Agradezco al señor presidente de la Cámara de diputados y al señor presidente del Senado de la República las nobles palabras con las que han interpretado los sentimientos comunes, representando también a los millones de ciudadanos de cuyo afecto tengo muestras diarias en las numerosas ocasiones en que me encuentro con ellos. Es un afecto que me ha acompañado siempre, desde los primeros meses de mi elección a la Sede de Pedro. Por eso, quiero expresar a todos los italianos, también en esta circunstancia, mi profunda gratitud.
Ya
durante mis años de estudio en Roma, y después en las visitas periódicas que
realicé a Italia como obispo, especialmente durante el concilio ecuménico
Vaticano II, fue creciendo en mí la admiración por un país en el que el
anuncio evangélico, que llegó aquí desde los tiempos apostólicos, ha
suscitado una civilización rica en valores universales y un florecimiento de
admirables obras de arte, en las que los misterios de la fe se han expresado en
imágenes de incomparable belleza. ¡Cuántas veces he palpado, por decirlo así,
las huellas gloriosas que la religión cristiana ha impreso en las costumbres y
en la cultura del pueblo italiano, concretándose también en numerosas figuras
de santos y santas, cuyo carisma ha ejercido una influencia extraordinaria en
las poblaciones de Europa y del mundo! Basta pensar en san Francisco de Asís y
en santa Catalina de Siena, patronos de Italia.
A
esta obra de acercamiento y colaboración, en el respeto de la independencia y
de la autonomía recíprocas, contribuyeron en gran medida los grandes Papas que
Italia dio a la Iglesia y al mundo durante el siglo pasado: basta pensar
en Pío XI, el Papa de la Conciliación, y en Pío XII, el Papa de la salvación
de Roma, y, más cerca de nosotros, en los Papas Juan XXIII y Pablo VI,
cuyos nombres, como hizo Juan Pablo I, yo también quise adoptar.
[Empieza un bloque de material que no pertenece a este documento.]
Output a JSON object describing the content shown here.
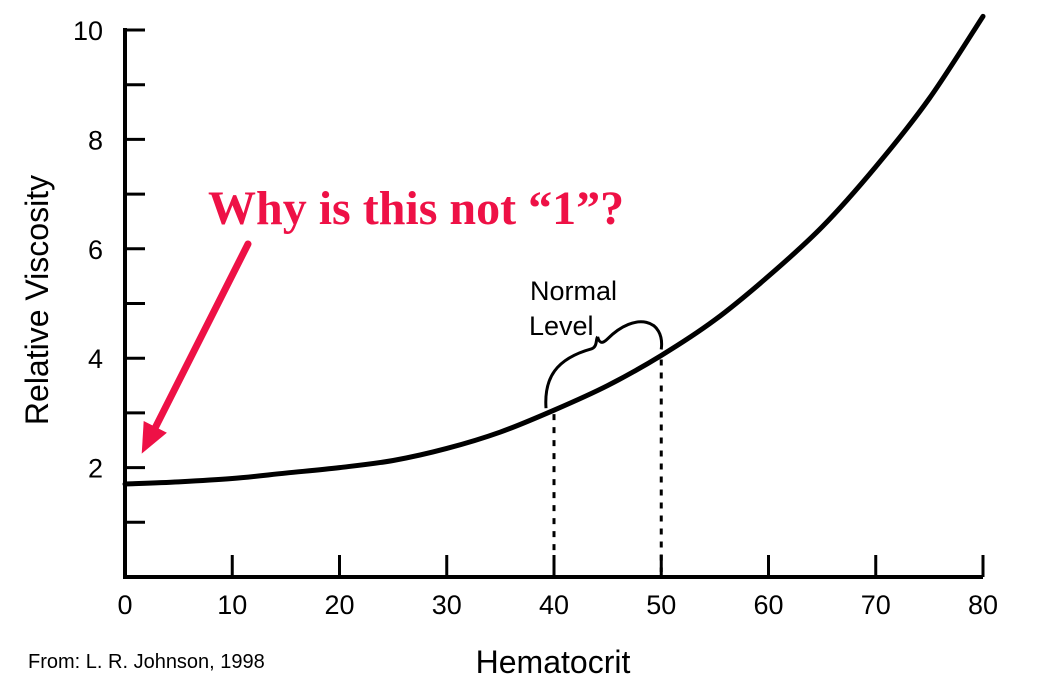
{
  "chart_data": {
    "type": "line",
    "xlabel": "Hematocrit",
    "ylabel": "Relative Viscosity",
    "xlim": [
      0,
      80
    ],
    "ylim": [
      0,
      10
    ],
    "x_ticks": [
      0,
      10,
      20,
      30,
      40,
      50,
      60,
      70,
      80
    ],
    "y_tick_labels": [
      2,
      4,
      6,
      8,
      10
    ],
    "y_minor_ticks": [
      1,
      3,
      5,
      7,
      9
    ],
    "series": [
      {
        "x": [
          0,
          5,
          10,
          15,
          20,
          25,
          30,
          35,
          40,
          45,
          50,
          55,
          60,
          65,
          70,
          75,
          80
        ],
        "y": [
          1.7,
          1.74,
          1.8,
          1.9,
          2.0,
          2.13,
          2.35,
          2.65,
          3.05,
          3.5,
          4.05,
          4.7,
          5.5,
          6.4,
          7.5,
          8.75,
          10.25
        ]
      }
    ],
    "normal_level": {
      "label_lines": [
        "Normal",
        "Level"
      ],
      "x_range": [
        40,
        50
      ]
    },
    "annotation": {
      "text": "Why is this not “1”?",
      "color": "#ee1146",
      "points_to": {
        "x": 1,
        "y": 2.2
      }
    },
    "source": "From: L. R. Johnson, 1998",
    "line_color": "#000000"
  }
}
Por tanto, permitidme que os invite respetuosamente a vosotros, representantes elegidos de esta nación, y juntamente con vosotros a todo el pueblo italiano, a cultivar una convencida y meditada confianza en el patrimonio de virtudes y valores transmitido por vuestros antepasados. Con esta confianza no sólo se pueden afrontar con lucidez los problemas, ciertamente complejos y difíciles, del momento actual, sino también dirigir audazmente la mirada hacia el futuro, interrogándose sobre la contribución que Italia puede dar al desarrollo de la civilización humana.
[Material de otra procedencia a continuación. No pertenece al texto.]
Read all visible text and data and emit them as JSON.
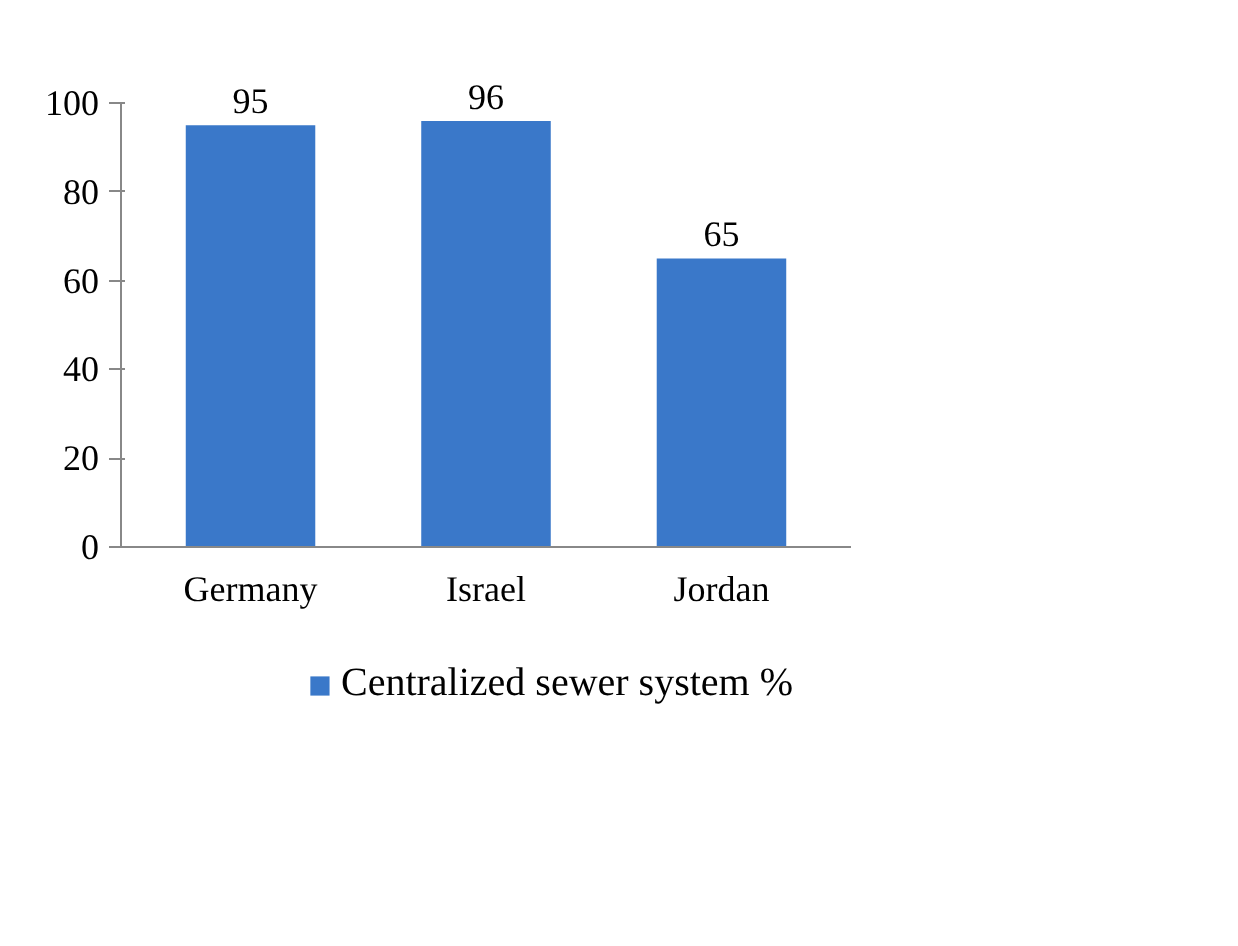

A la luz de la extraordinaria experiencia jurídica madurada a lo largo de los siglos a partir de la Roma pagana, ¡cómo no sentir, por ejemplo, el compromiso de seguir ofreciendo al mundo el mensaje fundamental según el cual, en el centro de todo orden civil justo, debe estar el respeto al hombre, a su dignidad y a sus derechos inalienables! Con razón ya el antiguo adagio afirmaba: Hominum causa omne ius constitutum est. En esta afirmación está implícita la convicción de que existe una "verdad sobre el hombre" que se impone más allá de las barreras de lenguas y culturas diferentes.
Desde
esta perspectiva, hablando ante la Asamblea de las Naciones
Unidas en el 50° aniversario de su fundación, recordé que hay derechos
humanos universales, arraigados en la naturaleza de la persona, en los que se
reflejan las exigencias objetivas de una ley moral universal. Y añadí:
"Lejos de ser afirmaciones abstractas, estos derechos nos dicen más bien
algo importante sobre la vida concreta de cada hombre y de cada grupo social. Nos
recuerdan también que no vivimos en un mundo irracional o sin sentido, sino
que, por el contrario, hay una lógica moral que ilumina la existencia
humana y hace posible el diálogo entre los hombres y entre los pueblos" (Discurso
del 5 de octubre de 1995, n. 3: L'Osservatore Romano, edición
en lengua española, 13 de octubre de 1995, p. 7).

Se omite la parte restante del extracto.